Coffee Table Makeover
I refinished an oak dining room table a little while back that was very popular so I decided to use the same technique on this Coffee Table Makeover. Below you will find the complete tutorial for this project!
Paint brush- any kind
I purchased this solid pine coffee table for $10 (a steal!) from a Facebook post.
I love combining stain with paint. I used my palm sander with an 80 grit sandpaper to sand off the existing stain and then wiped it down with tack cloth to get rid of any sawdust left behind.
I used the Minwax Water Based Wood Stain in the color “River Stone.” Usually I apply wood conditioner when working with pine because pine is so soft and porous and will soak up a lot of your stain or paint but I actually wanted the stain to soak in quite a bit so I skipped that step. I wanted the top of the table to have a cool white washed look.
Using a foam brush (or paint brush) apply the stain with the grain of the wood and then take a clean cloth and wipe off the excess. Make sure you read the instructions on your can. This particular stain instructs you to wipe off the stain no longer than 3 minutes after its applied.
Here’s what it looked like after staining.
The fun part! This is where you really get to feel like an artist. I mixed 1 part white chalk paint with one part water. Barely dip the paint brush into the paint mixture and make sure to squeeze out the excess. Apply it with the wood of the grain and use a clean rag to wipe it off immediately after applying. This will help blend it into the wood and will avoid that streaky look. Now, in some areas I wanted it to look a little streaky (see middle pic above) so in that case I didn’t rub it in with a cloth afterwards. I also wanted to add some dark tones so I used my Graphite Chalk Paint and applied the paint using the same technique except I didn’t actually mix the paint with water. I didn’t want to waste the paint because I was only going to use a very tiny amount (see above picture on the right). I dipped the bristles of the brush in a shallow dish of water, rung it out completely so it wasn’t dripping and then just barely dipped the brush into the Graphite. I added the Graphite where I thought it needed some darker tones. This process was the most time consuming. I would add some graphite and then it would look too dark so I would go back and add some white, but then it would look too light, etc.
After going back and forth with white and graphite, I finally got to a point when it looked exactly the way I wanted it to!
This is an optional step. When I’m painting with a very light (like white) paint over a wood stained surface, I like to prime it first. It saves me from applying a third coat of paint! Those of you who have bought Annie Sloan Chalk Paint know that it’s not cheap so making a can of paint last as long as possible is a priority of mine!

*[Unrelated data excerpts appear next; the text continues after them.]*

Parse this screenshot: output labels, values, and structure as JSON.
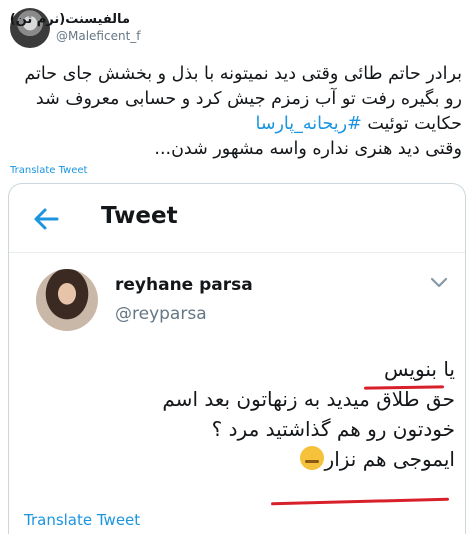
{
  "author": {
    "name": "مالفیسنت(نرم تن)",
    "handle": "@Maleficent_f"
  },
  "tweet": {
    "line1": "برادر حاتم طائی وقتی دید نمیتونه با بذل و بخشش جای حاتم",
    "line2": "رو بگیره رفت تو آب زمزم جیش کرد و حسابی معروف شد",
    "line3_prefix": "حکایت توئیت ",
    "hashtag": "#ریحانه_پارسا",
    "line4": "وقتی دید هنری نداره واسه مشهور شدن...",
    "translate_label": "Translate Tweet"
  },
  "embedded": {
    "title": "Tweet",
    "name": "reyhane parsa",
    "handle": "@reyparsa",
    "line1": "یا بنویس",
    "line2": "حق طلاق میدید به زنهاتون بعد اسم",
    "line3": "خودتون رو هم گذاشتید مرد ؟",
    "line4": "ایموجی هم نزار",
    "translate_label": "Translate Tweet"
  },
  "icons": {
    "back": "arrow-left-icon",
    "more": "chevron-down-icon",
    "emoji": "tired-face-emoji"
  },
  "colors": {
    "link": "#1b95e0",
    "underline": "#d8202a"
  }
}
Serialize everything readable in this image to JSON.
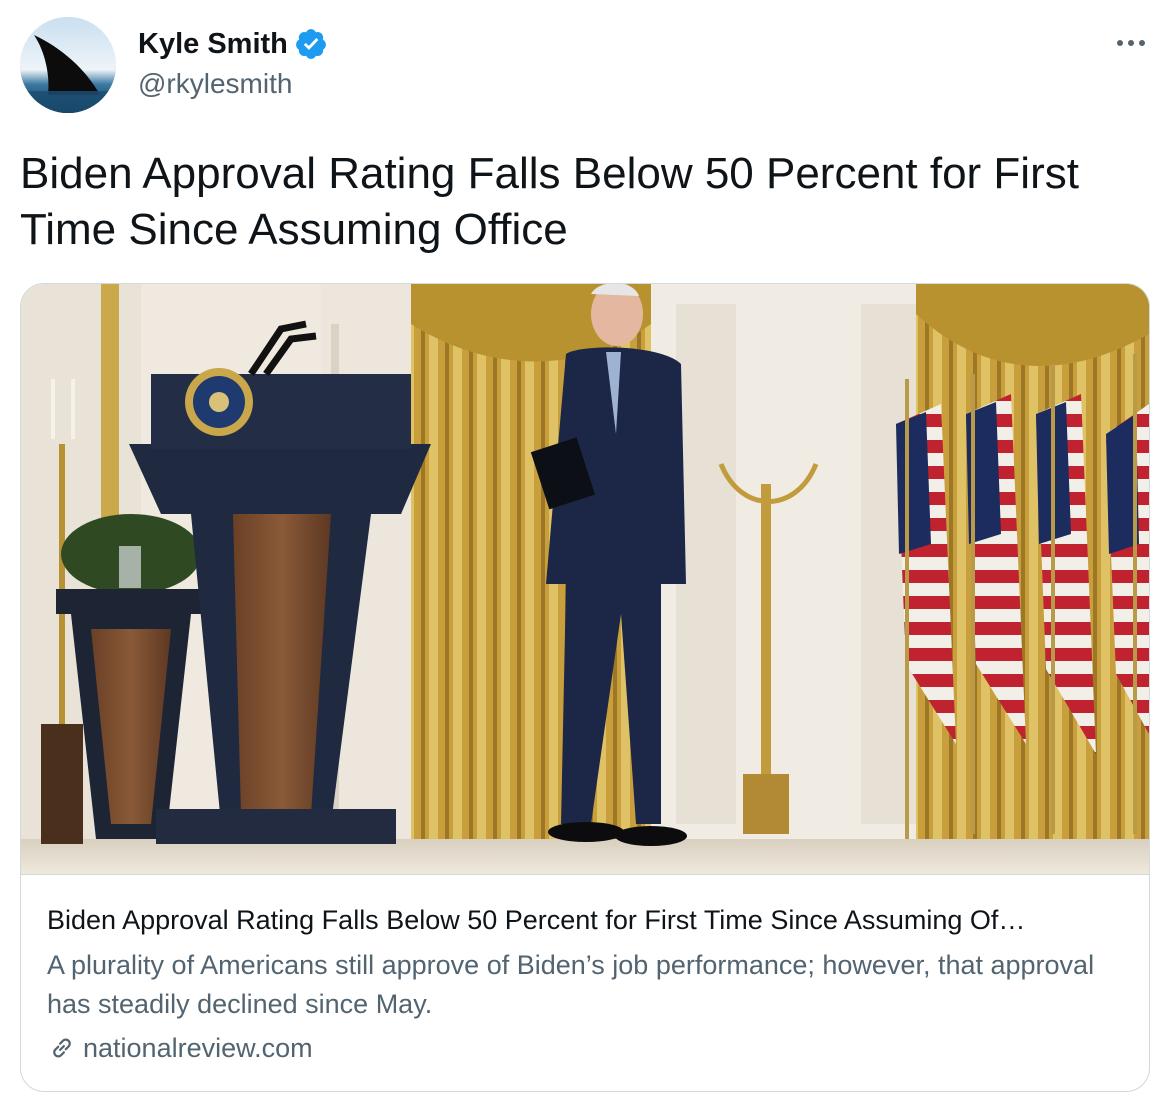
{
  "author": {
    "name": "Kyle Smith",
    "handle": "@rkylesmith",
    "verified": true,
    "avatar_icon": "shark-fin-avatar"
  },
  "tweet": {
    "text": "Biden Approval Rating Falls Below 50 Percent for First Time Since Assuming Office"
  },
  "card": {
    "image_icon": "press-conference-photo",
    "title": "Biden Approval Rating Falls Below 50 Percent for First Time Since Assuming Of…",
    "description": "A plurality of Americans still approve of Biden’s job performance; however, that approval has steadily declined since May.",
    "domain": "nationalreview.com"
  },
  "colors": {
    "verified_blue": "#1d9bf0",
    "secondary_text": "#536471",
    "border": "#cfd9de"
  }
}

This picture was taken after one coat of primer. Once the primer had dried I quickly sanded it down with my hand sander and some 220 grit sandpaper. I applied two coats of Annie Sloan Chalk Paint in Pure White and then lightly distressed it with more fine grit (220) sandpaper.
Time to seal it for protection! I used an oil based polyurethane on the top of the table. Oil based polyurethane is a little more durable than water based, in my opinion. I almost always apply it to table tops unless it’s white. The oil based has an orange tint to it so I prefer not to apply it over white paint. I use a water based polyurethane on white surfaces such as this table. I applied 3 coats of each.
I love when I don’t have to buy new hardware! The pulls that came with the table were perfect but they just needed a fresh coat of paint to clean them up a bit. The last step was to attach them back to the drawers and this flip was complete!